Selasa, 24 Mei 2011

KHUTBAH JUM’AT BULAN MUHARRAM


KHUTBAH JUM’AT BULAN MUHARRAM
TEMA MEMAHAMI HAKIKAT PERJUANGAN HIDUP MELALUI HIKMAH HIJRAH

ألحمدلله. ألحمدلله الذى قسم الزمان  اعواما.  وقسم الاعوام شهورا وأيّاما. على ما اقتضته الحكمة والتدبير  .وافتتح كل عام بشهره المحرّم. وجمله بيوم عاشوراءالمعظّم. الّذى فضّله  فىالجاهليّة والاسلام. أحمده  سبحانه وتعالى واشكروه. واتوب اليه واستغفروه . واشهد ان لااله الاّ الله وحده لاشر يك له شهادة تنجى قائله يوم الزّحان. واشــهد انّ ســيّدنا محمّداعــبده ورســوله ســيّد الأنام. اللهمّ  صلّ وسلّم على ســيّدنا مـحمّد ا لّذي انقذنا من الظّلام. وعلى اله وصحبه الكرام . (امّا بعد)  فياعــبادالله, اتّقواالله  حقّ تقاته ولاتموتنّ الاّ وأنـتـم مسـلمون. فقد قال الله تعالى فىالقرأن العظيم. اعوذ بالله من الشيطان الرجيم. بسم الله الرحمن الرحيــم. ألا يعلــم من خلق وهو اللطــيف الخبــير.

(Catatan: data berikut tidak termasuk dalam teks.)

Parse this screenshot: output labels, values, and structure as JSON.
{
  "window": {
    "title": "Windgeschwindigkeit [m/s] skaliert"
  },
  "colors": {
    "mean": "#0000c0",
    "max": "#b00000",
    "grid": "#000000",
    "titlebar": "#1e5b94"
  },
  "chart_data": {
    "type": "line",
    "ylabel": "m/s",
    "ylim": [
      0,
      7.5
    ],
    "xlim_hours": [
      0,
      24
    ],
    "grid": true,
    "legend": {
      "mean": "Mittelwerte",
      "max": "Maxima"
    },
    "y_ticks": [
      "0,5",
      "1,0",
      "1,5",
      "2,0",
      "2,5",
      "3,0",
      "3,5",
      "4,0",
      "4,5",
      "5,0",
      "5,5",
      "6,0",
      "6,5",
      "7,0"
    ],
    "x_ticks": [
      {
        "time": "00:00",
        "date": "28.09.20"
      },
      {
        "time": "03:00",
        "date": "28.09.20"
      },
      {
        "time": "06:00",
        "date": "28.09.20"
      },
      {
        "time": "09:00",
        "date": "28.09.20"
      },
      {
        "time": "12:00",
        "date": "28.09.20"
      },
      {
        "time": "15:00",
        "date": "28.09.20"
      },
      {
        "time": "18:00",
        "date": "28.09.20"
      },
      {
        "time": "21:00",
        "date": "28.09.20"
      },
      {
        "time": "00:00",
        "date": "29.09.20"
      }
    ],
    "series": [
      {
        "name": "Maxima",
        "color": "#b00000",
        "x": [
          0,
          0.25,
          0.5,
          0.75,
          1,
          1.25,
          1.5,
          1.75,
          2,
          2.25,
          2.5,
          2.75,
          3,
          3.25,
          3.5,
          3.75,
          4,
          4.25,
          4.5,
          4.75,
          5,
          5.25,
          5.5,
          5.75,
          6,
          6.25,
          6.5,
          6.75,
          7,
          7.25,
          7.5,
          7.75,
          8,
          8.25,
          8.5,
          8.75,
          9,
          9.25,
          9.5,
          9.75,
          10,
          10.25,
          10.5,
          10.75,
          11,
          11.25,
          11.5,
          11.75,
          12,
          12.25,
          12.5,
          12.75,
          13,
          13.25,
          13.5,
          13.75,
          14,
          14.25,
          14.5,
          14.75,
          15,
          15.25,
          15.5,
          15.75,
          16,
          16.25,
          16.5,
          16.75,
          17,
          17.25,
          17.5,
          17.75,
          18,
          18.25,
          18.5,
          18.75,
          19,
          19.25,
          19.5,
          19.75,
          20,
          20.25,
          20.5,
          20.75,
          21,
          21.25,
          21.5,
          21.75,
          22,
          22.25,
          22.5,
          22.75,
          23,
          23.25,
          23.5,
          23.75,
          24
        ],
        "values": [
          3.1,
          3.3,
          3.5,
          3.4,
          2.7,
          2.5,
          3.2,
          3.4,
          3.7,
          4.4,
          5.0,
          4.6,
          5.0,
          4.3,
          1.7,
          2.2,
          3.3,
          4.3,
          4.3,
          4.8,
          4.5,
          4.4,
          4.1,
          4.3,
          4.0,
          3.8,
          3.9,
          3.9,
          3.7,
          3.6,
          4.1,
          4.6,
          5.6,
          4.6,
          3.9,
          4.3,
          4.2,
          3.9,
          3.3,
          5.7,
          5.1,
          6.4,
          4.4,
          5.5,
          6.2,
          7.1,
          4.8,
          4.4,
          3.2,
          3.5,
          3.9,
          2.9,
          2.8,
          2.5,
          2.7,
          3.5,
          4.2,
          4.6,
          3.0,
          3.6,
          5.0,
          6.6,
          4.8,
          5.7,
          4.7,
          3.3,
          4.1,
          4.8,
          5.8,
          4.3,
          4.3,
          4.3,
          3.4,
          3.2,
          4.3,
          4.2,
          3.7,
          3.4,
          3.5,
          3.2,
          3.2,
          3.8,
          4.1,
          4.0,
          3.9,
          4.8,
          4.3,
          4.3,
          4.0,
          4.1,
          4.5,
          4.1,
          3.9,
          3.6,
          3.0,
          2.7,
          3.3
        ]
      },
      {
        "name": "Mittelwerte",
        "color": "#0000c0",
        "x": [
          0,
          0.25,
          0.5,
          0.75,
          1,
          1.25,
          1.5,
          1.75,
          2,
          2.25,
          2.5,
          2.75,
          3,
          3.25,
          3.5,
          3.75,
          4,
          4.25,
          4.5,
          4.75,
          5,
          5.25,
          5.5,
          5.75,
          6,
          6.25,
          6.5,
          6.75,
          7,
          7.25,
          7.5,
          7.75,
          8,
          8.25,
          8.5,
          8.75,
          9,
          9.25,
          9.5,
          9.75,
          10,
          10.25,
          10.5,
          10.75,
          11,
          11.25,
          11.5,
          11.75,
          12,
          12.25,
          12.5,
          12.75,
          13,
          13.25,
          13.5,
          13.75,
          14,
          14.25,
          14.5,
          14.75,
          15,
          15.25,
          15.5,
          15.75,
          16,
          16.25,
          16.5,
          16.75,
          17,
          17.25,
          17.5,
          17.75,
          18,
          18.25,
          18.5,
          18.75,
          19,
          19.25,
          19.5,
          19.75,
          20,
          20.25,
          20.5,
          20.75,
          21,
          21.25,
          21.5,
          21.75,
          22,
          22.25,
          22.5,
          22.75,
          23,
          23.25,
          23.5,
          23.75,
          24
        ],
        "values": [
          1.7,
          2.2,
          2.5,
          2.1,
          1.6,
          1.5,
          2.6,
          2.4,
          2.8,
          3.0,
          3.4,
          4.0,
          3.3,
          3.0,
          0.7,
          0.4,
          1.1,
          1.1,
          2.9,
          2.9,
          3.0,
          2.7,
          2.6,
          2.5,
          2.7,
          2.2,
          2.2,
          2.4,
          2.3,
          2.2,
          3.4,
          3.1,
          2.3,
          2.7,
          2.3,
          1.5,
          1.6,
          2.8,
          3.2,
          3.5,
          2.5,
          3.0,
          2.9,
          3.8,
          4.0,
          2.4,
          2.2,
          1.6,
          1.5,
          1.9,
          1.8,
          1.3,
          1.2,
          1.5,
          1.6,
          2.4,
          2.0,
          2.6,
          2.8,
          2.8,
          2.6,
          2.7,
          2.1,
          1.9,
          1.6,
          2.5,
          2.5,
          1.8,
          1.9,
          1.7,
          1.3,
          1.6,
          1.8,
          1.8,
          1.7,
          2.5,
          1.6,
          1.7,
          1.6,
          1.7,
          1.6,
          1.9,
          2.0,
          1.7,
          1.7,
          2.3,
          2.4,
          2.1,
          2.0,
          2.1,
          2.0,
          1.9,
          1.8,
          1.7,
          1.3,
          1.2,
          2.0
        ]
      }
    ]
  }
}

HADIRIN SIDANG JUM’AH YANG DIMULYAKAN ALLAH .......
Marilah kembali kita pertebal dan kita pupuk keimanan dan ketaqwaan kita kepada Allah SWT. dengan memahami hakekat perjuangan hidup kita dan dengan segala tanggung jawabnya.
Karena hanya dengan bekal keimanan dan ketaqwaan itulah kita dapat menapaki proses kehidupan kita saat ini di dunia dan kelak di akhirat.

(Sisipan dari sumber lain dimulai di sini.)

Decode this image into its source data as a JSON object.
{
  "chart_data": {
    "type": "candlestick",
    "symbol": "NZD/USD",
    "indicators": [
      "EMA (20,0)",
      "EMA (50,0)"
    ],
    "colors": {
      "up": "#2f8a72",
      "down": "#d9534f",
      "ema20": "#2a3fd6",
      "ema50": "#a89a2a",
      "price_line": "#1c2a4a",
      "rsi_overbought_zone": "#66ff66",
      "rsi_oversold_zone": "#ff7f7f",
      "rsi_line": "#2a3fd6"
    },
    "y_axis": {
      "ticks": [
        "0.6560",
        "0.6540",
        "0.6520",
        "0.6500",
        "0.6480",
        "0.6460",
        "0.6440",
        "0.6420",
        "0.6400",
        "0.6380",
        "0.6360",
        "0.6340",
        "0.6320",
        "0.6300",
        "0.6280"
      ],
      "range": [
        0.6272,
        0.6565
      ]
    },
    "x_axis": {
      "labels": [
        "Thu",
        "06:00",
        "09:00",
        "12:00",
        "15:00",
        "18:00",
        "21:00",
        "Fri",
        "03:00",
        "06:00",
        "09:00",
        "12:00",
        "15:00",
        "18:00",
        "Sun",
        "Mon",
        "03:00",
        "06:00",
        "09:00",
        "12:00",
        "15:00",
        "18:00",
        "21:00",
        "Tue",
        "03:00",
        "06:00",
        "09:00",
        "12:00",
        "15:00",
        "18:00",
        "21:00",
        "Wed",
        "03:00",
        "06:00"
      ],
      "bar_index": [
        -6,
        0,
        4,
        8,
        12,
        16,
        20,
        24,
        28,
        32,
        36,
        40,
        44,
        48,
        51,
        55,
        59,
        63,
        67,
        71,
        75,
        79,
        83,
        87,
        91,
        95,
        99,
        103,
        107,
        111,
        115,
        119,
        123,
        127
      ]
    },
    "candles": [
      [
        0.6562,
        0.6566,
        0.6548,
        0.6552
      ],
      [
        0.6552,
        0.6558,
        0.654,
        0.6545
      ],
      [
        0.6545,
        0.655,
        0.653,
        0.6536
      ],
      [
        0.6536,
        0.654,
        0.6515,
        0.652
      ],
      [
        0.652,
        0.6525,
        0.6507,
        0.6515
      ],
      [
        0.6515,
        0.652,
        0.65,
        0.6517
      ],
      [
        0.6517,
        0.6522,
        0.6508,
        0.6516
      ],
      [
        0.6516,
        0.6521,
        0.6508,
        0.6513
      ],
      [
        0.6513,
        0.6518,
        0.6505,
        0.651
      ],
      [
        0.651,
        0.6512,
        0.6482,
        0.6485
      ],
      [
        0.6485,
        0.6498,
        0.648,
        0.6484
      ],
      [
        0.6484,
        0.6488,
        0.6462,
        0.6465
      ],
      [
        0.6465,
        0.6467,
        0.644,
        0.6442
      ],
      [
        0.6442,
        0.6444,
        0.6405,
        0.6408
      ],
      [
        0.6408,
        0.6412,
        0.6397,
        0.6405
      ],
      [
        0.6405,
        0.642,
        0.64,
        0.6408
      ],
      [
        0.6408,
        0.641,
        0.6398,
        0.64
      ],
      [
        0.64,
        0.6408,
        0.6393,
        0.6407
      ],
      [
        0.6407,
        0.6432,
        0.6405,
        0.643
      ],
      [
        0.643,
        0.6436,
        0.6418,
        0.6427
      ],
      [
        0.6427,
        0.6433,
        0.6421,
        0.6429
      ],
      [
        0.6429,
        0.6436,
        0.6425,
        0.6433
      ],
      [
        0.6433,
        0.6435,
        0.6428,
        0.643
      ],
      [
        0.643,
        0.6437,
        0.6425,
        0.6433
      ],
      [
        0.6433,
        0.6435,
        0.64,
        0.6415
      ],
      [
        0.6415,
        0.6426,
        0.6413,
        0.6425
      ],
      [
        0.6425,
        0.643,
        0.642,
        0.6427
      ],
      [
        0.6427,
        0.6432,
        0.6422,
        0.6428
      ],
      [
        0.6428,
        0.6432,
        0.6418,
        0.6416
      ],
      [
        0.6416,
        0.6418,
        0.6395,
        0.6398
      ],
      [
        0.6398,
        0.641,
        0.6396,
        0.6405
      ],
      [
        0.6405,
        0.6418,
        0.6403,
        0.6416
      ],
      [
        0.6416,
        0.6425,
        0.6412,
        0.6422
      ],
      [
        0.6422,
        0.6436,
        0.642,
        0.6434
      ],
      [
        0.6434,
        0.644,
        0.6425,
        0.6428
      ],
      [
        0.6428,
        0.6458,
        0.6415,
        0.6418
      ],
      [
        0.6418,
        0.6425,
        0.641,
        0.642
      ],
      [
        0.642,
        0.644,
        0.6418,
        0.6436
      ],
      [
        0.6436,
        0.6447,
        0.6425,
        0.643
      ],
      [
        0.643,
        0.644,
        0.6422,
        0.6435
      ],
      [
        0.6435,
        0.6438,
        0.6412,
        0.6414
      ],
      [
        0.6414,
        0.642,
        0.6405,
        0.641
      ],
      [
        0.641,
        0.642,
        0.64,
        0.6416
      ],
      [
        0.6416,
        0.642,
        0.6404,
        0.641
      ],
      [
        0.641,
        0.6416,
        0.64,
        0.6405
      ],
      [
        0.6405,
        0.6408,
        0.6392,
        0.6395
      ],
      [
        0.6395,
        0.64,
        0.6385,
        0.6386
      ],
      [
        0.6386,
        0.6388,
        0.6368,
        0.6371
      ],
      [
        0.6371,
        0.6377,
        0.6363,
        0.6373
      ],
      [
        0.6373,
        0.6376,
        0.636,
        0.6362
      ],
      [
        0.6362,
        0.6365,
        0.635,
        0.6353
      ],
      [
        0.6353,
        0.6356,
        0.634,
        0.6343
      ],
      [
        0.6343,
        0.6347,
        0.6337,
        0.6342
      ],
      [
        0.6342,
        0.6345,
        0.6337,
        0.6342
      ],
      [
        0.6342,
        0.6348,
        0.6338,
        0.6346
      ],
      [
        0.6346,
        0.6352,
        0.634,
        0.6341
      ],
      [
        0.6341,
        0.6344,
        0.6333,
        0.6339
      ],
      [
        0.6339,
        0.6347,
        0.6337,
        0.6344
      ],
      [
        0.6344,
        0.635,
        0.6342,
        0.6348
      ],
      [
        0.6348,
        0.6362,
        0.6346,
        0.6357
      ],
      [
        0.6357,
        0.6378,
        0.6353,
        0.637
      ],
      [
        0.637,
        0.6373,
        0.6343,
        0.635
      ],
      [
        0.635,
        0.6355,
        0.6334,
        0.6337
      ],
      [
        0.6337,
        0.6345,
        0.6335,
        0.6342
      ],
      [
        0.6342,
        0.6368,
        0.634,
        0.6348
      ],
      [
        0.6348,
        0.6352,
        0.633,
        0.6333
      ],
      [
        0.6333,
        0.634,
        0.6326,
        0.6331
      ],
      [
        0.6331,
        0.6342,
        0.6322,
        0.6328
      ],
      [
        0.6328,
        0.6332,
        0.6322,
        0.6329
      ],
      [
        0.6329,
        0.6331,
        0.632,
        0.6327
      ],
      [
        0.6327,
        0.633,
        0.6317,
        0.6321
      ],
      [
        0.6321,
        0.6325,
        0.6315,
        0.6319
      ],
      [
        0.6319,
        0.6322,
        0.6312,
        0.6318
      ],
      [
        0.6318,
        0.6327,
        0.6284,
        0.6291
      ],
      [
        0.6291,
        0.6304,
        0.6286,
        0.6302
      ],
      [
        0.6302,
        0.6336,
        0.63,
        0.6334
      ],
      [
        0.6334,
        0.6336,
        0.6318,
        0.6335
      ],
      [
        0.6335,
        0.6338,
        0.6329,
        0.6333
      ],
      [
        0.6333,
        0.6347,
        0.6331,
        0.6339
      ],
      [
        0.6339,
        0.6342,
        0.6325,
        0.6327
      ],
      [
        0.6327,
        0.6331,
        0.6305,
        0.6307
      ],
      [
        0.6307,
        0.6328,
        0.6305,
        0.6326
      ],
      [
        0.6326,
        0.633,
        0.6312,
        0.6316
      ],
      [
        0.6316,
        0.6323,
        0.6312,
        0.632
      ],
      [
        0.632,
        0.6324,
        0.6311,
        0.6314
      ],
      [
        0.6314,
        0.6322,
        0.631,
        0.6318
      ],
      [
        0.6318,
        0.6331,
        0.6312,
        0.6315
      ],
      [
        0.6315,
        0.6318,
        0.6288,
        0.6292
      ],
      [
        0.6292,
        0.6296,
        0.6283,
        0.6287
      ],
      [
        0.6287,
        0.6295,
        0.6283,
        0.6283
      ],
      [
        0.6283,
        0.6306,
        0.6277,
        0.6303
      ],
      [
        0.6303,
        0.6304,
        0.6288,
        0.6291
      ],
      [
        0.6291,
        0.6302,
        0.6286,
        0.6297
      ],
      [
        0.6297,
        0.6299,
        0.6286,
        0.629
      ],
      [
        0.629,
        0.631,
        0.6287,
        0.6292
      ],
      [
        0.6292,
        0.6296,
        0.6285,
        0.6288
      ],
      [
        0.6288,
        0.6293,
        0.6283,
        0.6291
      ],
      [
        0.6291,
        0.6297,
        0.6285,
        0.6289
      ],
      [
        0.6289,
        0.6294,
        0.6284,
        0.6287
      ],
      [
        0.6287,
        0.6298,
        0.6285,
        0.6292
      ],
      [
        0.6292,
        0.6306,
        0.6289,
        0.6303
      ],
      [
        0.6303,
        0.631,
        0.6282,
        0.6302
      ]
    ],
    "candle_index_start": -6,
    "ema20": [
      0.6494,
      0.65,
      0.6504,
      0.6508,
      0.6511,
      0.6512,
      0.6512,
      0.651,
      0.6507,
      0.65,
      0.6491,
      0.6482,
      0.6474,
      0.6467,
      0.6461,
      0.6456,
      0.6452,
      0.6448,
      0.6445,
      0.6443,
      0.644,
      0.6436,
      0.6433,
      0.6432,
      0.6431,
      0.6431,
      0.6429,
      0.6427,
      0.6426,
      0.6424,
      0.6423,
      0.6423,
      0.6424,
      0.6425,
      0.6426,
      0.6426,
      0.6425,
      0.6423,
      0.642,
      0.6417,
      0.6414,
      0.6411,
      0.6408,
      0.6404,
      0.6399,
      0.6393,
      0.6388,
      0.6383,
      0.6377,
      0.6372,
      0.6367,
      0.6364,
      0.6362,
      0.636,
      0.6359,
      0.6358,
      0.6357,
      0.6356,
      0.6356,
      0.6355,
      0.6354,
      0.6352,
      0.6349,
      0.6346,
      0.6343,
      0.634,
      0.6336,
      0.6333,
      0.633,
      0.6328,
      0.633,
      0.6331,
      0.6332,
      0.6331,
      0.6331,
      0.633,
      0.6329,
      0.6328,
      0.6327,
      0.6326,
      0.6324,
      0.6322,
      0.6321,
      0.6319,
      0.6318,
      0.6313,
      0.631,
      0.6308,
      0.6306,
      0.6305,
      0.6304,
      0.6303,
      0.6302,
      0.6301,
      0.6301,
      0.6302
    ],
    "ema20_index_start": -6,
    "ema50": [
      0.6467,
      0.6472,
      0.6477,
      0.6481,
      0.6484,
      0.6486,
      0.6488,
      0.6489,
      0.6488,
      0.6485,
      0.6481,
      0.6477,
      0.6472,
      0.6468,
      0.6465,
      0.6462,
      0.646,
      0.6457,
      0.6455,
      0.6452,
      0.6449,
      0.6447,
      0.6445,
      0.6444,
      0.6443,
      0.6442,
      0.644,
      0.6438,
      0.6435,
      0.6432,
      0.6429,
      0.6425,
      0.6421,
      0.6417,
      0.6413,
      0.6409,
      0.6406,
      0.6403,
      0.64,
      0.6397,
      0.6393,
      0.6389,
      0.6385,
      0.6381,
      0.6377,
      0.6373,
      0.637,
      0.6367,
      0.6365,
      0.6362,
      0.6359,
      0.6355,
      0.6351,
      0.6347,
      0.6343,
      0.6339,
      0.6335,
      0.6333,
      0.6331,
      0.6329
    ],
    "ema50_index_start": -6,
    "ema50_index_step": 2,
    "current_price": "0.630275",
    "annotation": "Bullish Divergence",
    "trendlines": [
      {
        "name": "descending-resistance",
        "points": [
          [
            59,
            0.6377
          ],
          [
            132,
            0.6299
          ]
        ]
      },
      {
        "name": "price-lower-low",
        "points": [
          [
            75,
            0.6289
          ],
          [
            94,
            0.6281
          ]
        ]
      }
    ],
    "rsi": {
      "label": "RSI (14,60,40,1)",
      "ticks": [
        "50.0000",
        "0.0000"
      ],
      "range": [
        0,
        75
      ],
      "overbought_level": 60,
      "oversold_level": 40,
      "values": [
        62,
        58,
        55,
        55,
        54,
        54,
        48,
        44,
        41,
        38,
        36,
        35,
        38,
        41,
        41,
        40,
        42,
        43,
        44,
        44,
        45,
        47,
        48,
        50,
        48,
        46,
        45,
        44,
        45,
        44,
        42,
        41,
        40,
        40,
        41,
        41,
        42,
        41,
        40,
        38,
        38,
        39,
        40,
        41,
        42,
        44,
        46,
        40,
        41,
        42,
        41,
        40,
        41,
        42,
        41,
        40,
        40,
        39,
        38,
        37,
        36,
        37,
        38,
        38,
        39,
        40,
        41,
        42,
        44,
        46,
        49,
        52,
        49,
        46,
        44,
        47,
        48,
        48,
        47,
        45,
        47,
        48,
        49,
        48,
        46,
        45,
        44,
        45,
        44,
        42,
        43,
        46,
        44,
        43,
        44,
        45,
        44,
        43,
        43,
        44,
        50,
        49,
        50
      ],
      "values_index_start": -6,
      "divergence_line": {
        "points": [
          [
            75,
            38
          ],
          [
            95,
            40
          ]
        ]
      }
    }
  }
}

Muhammad Rasyid Ridho dalam ‘Tafsir Al – Manar ‘  menulis : “Keimanan membangkitkan sinar dalam akal, sehingga merupakan petunjuk jalan ketika berjumpa dengan gelap keraguan. Dengan keimanan inilah seseorang akan memperoleh buahnya yakni taqwa yang berarti menjaga tata krama syari’at, dengan landasan keikhlasan melaksanakan segala perintah Allah dan menjauhi segala larangannya.

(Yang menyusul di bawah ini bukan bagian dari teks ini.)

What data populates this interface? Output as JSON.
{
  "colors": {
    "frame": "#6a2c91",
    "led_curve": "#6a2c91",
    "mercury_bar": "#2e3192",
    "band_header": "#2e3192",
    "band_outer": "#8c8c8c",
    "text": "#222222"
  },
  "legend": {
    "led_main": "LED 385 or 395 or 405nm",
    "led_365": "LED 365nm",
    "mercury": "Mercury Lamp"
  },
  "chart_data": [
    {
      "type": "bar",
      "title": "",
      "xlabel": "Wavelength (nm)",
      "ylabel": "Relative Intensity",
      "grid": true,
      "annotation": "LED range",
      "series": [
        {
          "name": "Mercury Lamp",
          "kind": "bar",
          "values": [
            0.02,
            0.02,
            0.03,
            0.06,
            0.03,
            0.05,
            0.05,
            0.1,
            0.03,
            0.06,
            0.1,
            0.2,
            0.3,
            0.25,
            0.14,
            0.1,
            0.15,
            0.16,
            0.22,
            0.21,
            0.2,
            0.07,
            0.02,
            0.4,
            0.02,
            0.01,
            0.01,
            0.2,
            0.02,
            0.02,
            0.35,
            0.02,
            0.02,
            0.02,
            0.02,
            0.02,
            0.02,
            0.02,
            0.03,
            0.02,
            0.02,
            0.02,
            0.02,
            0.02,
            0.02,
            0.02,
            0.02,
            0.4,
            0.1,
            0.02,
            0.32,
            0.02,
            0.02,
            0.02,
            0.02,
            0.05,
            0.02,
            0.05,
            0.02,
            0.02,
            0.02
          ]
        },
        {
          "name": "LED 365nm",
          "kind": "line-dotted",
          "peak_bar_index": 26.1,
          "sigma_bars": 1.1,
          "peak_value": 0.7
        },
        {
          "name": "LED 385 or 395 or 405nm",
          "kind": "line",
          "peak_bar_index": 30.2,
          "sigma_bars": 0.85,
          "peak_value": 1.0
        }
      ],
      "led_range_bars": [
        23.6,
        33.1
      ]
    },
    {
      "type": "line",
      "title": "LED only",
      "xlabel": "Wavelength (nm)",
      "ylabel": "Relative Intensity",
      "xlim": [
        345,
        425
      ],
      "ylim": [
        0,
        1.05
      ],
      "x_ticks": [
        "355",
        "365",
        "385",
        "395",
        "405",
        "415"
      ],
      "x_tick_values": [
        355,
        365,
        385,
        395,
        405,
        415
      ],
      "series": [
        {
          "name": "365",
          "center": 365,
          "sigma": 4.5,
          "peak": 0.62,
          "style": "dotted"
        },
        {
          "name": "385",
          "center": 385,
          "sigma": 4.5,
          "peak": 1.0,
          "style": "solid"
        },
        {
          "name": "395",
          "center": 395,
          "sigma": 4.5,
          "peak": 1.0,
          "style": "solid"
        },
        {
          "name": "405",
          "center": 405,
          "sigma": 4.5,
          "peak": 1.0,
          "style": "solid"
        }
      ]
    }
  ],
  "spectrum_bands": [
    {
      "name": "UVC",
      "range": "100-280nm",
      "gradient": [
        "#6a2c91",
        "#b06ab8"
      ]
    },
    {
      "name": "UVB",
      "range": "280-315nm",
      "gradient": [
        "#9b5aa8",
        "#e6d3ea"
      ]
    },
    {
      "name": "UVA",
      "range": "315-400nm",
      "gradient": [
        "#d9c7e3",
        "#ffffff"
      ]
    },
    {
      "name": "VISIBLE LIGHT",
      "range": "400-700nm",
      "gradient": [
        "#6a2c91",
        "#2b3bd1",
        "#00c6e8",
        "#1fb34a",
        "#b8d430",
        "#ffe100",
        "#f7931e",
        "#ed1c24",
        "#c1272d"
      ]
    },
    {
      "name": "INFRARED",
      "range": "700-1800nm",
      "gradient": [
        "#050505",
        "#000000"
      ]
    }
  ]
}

HADIRIN SIDANG JUM’AH RAHIMAKUMULLAH ..........
Apa sebenarnya arti “HIDUP” menurut pandangan agama .........? Hidup bukanlah sekedar menarik dan menghembuskan nafas. Ada orang-orang yang telah terkubur, tetapi oleh Al Qur’an masih dinamai “Orang hidup dan mendapat rixqi” sebagaimana disebutkan di dalam Firman Allah Ta’ala :

ولا تحسبنّ الذّى قتلوا فى سبيل الله أمواتا.بل أحيآء عند ربّهم  يرزقون

Artinya : “Janganlah kamu mengira bahwa orang-orang yang gugur di jalan Allah itu mati; bahkan mereka itu hidup di sisi Tuhannya dengan mendapat rizqi.”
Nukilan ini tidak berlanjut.